Strauss' sad waltz plays on
Though he hid it well, Andrew Strauss will have been particularly disappointed to have lost the toss under doom-laden skies at Lord's yesterday. He came into the match with questions hanging over his form, although to be fair it has been a particularly difficult series to open the batting where for the most part, high-quality seamers have had both pitch and overhead conditions in their favour. Sure enough, Strauss got an absolute beauty from Mohammad Asif that was full, swung and then nipped back to catch the England captain's inside edge and bowl him through his gate. It was a wonderful delivery from Asif and in a series of great balls of fire, it is right up there with the best of them.

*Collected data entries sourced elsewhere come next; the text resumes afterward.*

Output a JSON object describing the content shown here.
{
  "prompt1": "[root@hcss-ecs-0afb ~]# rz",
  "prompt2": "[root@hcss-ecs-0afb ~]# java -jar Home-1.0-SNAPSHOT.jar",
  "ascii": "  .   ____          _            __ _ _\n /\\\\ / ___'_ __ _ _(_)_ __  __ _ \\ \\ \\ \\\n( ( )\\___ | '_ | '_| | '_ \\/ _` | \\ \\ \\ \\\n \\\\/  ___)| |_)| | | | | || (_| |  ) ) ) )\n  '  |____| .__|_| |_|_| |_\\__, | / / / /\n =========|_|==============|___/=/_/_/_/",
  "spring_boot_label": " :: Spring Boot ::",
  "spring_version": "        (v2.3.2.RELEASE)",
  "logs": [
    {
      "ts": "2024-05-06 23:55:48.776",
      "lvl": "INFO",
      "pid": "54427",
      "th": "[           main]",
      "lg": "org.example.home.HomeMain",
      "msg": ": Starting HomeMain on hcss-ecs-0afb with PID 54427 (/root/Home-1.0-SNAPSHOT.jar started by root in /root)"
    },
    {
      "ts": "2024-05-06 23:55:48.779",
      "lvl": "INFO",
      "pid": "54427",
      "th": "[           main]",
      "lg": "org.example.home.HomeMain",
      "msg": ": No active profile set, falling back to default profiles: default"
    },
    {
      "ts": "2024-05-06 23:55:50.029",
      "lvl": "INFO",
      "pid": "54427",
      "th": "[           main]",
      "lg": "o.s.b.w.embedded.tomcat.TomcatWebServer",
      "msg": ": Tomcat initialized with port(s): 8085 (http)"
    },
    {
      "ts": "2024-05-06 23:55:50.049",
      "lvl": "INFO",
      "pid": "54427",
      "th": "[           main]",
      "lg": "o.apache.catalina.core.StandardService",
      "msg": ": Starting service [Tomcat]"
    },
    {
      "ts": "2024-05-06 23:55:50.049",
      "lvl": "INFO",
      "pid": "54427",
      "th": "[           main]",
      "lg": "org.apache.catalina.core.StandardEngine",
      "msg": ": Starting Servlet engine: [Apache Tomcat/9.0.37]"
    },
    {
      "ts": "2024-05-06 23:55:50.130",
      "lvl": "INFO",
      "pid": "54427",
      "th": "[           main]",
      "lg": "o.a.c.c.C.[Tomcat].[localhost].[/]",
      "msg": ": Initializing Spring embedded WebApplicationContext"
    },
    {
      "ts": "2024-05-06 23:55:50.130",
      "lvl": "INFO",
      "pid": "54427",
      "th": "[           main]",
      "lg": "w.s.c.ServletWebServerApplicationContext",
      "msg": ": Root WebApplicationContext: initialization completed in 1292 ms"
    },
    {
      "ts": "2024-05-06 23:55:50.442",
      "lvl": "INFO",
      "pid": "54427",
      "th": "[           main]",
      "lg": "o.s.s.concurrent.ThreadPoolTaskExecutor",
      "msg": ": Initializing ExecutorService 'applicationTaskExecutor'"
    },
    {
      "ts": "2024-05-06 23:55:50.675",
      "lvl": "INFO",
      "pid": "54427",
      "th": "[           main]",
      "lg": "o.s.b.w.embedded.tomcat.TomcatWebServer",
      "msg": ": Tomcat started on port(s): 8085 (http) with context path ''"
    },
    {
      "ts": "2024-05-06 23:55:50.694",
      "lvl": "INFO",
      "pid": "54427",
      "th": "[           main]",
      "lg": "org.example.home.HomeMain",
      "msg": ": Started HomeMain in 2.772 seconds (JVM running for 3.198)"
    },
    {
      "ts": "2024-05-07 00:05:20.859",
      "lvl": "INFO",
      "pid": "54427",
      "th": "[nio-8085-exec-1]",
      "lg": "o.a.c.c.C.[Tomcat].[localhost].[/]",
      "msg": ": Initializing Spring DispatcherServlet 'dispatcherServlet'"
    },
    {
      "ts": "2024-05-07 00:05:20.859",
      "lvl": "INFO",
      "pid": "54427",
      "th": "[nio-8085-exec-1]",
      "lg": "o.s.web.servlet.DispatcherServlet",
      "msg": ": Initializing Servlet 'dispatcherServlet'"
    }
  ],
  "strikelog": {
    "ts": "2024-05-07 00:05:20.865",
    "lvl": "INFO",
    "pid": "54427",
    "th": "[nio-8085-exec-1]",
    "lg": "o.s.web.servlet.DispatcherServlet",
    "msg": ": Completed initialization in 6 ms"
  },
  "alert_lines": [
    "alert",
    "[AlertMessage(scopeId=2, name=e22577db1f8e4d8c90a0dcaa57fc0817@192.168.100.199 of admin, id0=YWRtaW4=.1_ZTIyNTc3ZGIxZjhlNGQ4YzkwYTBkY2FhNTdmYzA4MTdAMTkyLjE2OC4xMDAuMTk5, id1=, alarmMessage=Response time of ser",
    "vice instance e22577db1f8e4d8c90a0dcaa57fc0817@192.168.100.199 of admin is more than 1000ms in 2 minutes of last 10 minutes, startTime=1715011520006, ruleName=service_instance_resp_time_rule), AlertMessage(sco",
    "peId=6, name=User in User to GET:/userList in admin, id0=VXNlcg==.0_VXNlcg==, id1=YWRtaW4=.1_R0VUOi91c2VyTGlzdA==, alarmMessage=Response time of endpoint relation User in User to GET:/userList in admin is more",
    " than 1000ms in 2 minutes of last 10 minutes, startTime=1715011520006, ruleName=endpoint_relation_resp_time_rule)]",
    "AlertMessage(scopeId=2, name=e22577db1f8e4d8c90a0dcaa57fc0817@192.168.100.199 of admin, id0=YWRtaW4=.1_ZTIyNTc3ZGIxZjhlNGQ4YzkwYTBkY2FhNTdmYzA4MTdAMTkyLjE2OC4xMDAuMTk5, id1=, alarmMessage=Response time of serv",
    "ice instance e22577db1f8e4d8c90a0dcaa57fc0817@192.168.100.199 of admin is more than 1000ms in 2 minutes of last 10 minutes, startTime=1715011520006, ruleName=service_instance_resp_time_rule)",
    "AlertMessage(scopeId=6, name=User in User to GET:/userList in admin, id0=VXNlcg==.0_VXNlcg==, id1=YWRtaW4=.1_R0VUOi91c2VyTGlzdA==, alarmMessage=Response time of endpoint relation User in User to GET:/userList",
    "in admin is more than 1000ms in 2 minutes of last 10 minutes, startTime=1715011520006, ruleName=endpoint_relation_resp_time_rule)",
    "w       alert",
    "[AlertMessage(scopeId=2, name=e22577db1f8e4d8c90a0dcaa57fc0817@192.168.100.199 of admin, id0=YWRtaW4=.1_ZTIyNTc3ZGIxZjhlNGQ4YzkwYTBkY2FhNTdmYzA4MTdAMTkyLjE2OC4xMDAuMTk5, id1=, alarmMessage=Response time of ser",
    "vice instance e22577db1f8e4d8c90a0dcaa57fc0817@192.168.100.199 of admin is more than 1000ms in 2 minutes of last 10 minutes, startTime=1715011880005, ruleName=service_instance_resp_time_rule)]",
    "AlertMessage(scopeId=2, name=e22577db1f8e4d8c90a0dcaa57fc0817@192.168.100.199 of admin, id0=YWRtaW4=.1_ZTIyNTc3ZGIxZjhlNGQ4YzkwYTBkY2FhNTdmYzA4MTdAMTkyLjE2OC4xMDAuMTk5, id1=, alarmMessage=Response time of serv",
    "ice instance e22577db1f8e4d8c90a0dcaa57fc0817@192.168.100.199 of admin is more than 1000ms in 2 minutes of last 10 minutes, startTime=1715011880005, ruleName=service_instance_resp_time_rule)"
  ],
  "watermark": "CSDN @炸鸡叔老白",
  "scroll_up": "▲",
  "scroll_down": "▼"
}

But in contrast, Cook's leprechaun continues to work his magic
Whilst his opening colleague's poor run of luck continues, the leprechaun on Alastair Cook's shoulder continued to work its magic. After enjoying several large slices of luck at the Oval, before he got going in his place-saving hundred, Cook would have been inwardly smiling at the good fortune that came his way yesterday. Dropped on one by the butter fingered Umar Akmal, Cook was also reprieved by the review system on nine after a ridiculous caught behind decision by Billy Bowden. There were also a number of other edges and Cook again looked anything but assured at the crease. If Cook's luck continues today then the sun will be shining come the start of play and he will go on to make another significant score.
Keeping it in the family
The Pakistan fielding this summer, the Oval apart, has been atrocious and could have even prevented them from winning the series. The worst offender was Kamran Akmal at Trent Bridge where he dropped a series of sitters, missed a straightforward stumping to dismiss Paul Collingwood and took an edge on the bounce from Eoin Morgan because he was standing too far back. So perhaps it was no surprise that the culprit yesterday at third slip who dropped a sitter to reprieve Alastair Cook was none other than Umar Akmal. Definitely a case of keeping it in the family.
It's a mixed up, muddled up, shook up world
So sang Eighties cyberpunks Sigue Sigue Sputnik about the city of Rio, but they could just as well have been singing about the schedule produced by the ECB this summer. It was bad enough that England played no test cricket in July, and that Edgbaston was given a test match despite resembling a building site more than a cricket ground. We had thought that the final straw was taking away the last test of the summer from its traditional home at The Oval. But it would seem that staging a test match at Lord's this late in the season has upset the Gods evn more given the dreadful weather yesterday. At this rate the ECB will make their PCB counterparts look competent.
The day Blowers nearly played for England
One of the few good things about rain interrupting play is the material that both television and radio commentaries use to pass the time. The banter was particularly good on Test Match Sofa and the original TMS yesterday. On the latter, Henry Blofeld regaled the time that he nearly made an emergency debut for England during a series in India in the sixties. The England touring party had gone down with a particularly nasty bout of Delhi Belly and had only ten fit players standing the day before the Mumbai test was due to start, So with no-one else to turn to, Blowers, a highly-rated schoolboy cricketer at Eton before losing an argument with a bus, was asked to standby, which he agreed to do providing that if he scored a fifty he would be retained for the next test at Kolkata! In the event, on hearing that England were a man short (and perhaps aghast at the prospect of Blowers playing), Micky Stewart roused himself from his hospital bed and was named in the XI. And the moral of this story? It's not just radio and television cricket commentaries that can pad things out when rain stops play!